Los cambios en la manera de empastar y el uso del papel que se creaba con los desperdicios de trapo, no fueron los únicos factores que alteraron el precio de los libros. Su tiempo de producción también disminuyó brutalmente: si bien es cierto que, para componer e imprimir su biblia, Gutenberg se tardó un par de años y produjo 150 ejemplares en papel y 30 sobre pergamino, un escriba medieval se hubiera llevado tres años en copiar una sola biblia. Es más, las ilustraciones dejaron de ser obras absolutamente originales y se convirtieron en los grabados que podían reproducirse en cientos de páginas, y sólo los ejemplares más caros merecían que esas ilustraciones fueran coloreadas a mano. De pilón, las ilustraciones podían reciclarse en otras obras sin que nadie pusiera el grito en el cielo.

Incluso, es posible suponer que el abandono del latín como única lengua impresa aumentó la demanda. En el siglo xvi, las lenguas vernáculas ya se notaban en las novelas de caballerías, en los libros científicos y en una buena parte de las obras que se editaban, un hecho que implicó que la producción de obras religiosas disminuyera en términos relativos*. Sin embargo, los católicos —a diferencia de los protestantes— seguían en su idea de mantenerse fieles al latín.

Por estas razones, la producción de novedades aumentó y mi manera de leerlos, si viviera en aquella época, se hubiera transformado radicalmente: dejaría de volver a las páginas que leí antes, para adentrarme en un nuevo libro que reclamara mi atención. Y, en el caso de que no tuviera suficiente dinero para comprarlo, podría ir a una biblioteca cuyo número de títulos también habría crecido notoriamente. A pesar del robustecimiento de la censura, que clarito se mostraba en el Index librorum prohibitorum que comenzó a publicarse en marzo de 1564, como resultado del Concilio de Trento, la lectura ya había experimentado una revolución que pronto llegaría a niveles insospechados durante los años que van de la Ilustración a comienzos del siglo xx, cuando los libros quedaron al alcance de las manos de millones de personas.

A diferencia de tiempos anteriores, la posibilidad de que supiera leer no sería extraña. En una buena parte de Europa y Estados Unidos, la tasa de alfabetización aumentó a tal grado que daba gusto mirarla y presumirla. Lo que también fue un hecho, es que las mujeres se sumaron a este proceso de alfabetización tantito antes de que los franceses comenzaron a darle gusto a la guillotina, cerca de 27 por ciento de mujeres ya estaban alfabetizadas.

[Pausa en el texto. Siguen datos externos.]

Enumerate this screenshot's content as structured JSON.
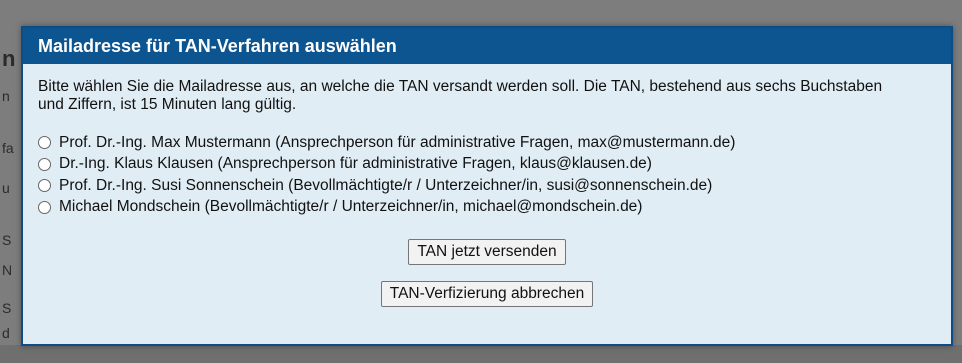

Y en Inglaterra —a comienzos de 1800— la cifra rondaba el 40 por ciento.

Ante el crecimiento de una población que sí sabía leer y tenía bolsillos de muy distintos calados, los editores —además de las obras de lujo y los libros caros— comenzaron a crear pequeñas obras destinadas a los que estaban más amolados, y cuya existencia claramente había sido anunciada desde finales del siglo xvi. En Inglaterra se imprimían los chapbooks que tenían entre cuatro y 24 páginas. Los franceses no se quedaron atrás con la Bibliothèque bleue. En otros países europeos la situación era muy parecida: en España aparecieron los “pliegos sueltos”, mientras que en Italia y Alemania también se editaban cuadernillos y hojas sueltas con cuentos, oraciones y cuanta cosa pudiera ser útil o llamativa a los lectores. Es más, Nueva España también sacó la casta, pues en su territorio se comenzaron a publicar las primeras hojas volantes que, por regla general, contenían noticias escalofriantes, como la Relación del espantable terremoto que agora ha acontecido en la cibdad de Guatimala.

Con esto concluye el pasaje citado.